An Energy-Efficient 10-Gb/s CMOS Millimeter-Wave Transceiver With Direct-Modulation Digital Transmitter and I/Q Phase-Coupled Frequency Synthesizer

A fully integrated energy-efficient 10-Gb/s millimeter-wave transceiver with direct-modulation digital transmitter (TX) and I/ Q phase-coupled frequency synthesizer in 65 nm CMOS is presented. The transceiver consists of a direct-conversion receiver (RX), a digital TX with on-chip QPSK modulation, and a quadrature local-oscillation (LO) generation network with a 20-GHz phase-locked loop (PLL) frequency synthesizer. A T/R switch is integrated to interface with an E-shaped patch antenna. The QPSK modulation is directly realized in the I/ Q digital power amplifier (DPA), which simplifies the TX complexity and reduces the power consumption. A 20-GHz sub-sampling PLL (SSPLL) and a quadrature phased-coupled injection-locked oscillator (QILO) are integrated on-chip to generate 60-GHz quadrature LO signals. The QILO utilizes in-phase coupling technique to improve the LO I/ Q matching and phase noise performance. The RX achieves 7.1-dB noise figure (NF) and 25- to 47-dB dynamic gain range. The LO phase noise measured at the TX output is −115.6 dBc/Hz at 10 MHz offset from 60 GHz carrier.
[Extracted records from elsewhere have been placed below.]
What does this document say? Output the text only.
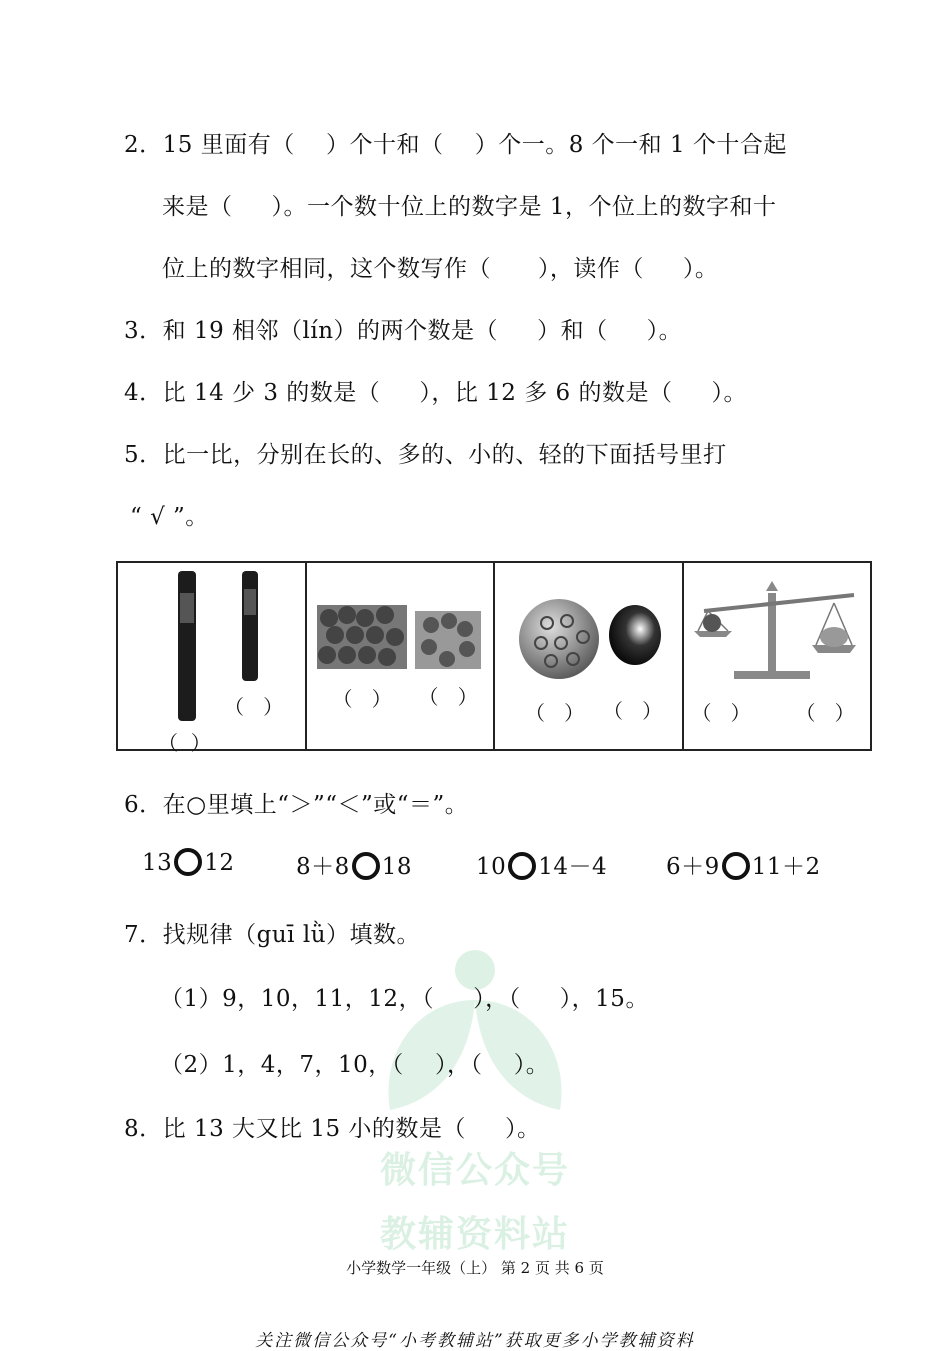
微信公众号
教辅资料站
2．15 里面有（    ）个十和（    ）个一。8 个一和 1 个十合起
来是（     ）。一个数十位上的数字是 1，个位上的数字和十
位上的数字相同，这个数写作（      ），读作（     ）。
3．和 19 相邻（lín）的两个数是（     ）和（     ）。
4．比 14 少 3 的数是（     ），比 12 多 6 的数是（     ）。
5．比一比，分别在长的、多的、小的、轻的下面括号里打
“ √ ”。
（   ）
（  ）

（   ） （   ）

（   ） （   ）	（   ） （   ）
6．在○里填上“＞”“＜”或“＝”。
13 12	8＋8 18	10 14－4	6＋9 11＋2
7．找规律（guī lǜ）填数。
（1）9，10，11，12，（     ），（     ），15。
（2）1，4，7，10，（    ），（    ）。
8．比 13 大又比 15 小的数是（     ）。
小学数学一年级（上） 第 2 页 共 6 页
关注微信公众号“小考教辅站”获取更多小学教辅资料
The measured error vector magnitude (EVM) of the TX is −23.9 dB for 10-Gb/s QPSK signals at 7-dBm output power. The EVM of the over-the-air (OTA) modulation-demodulation system is −13.8 dB for 10-Gb/s QPSK signals. The transceiver achieves the 10-Gb/s data rate while consuming 340.4 mW. The energy efficiency is 34 pJ/bit. This work demonstrates the fully functional wireless link based on the proposed mm-wave transceiver, which highlights the possibility of energy-efficient solution for future high throughputs mm-wave wireless systems.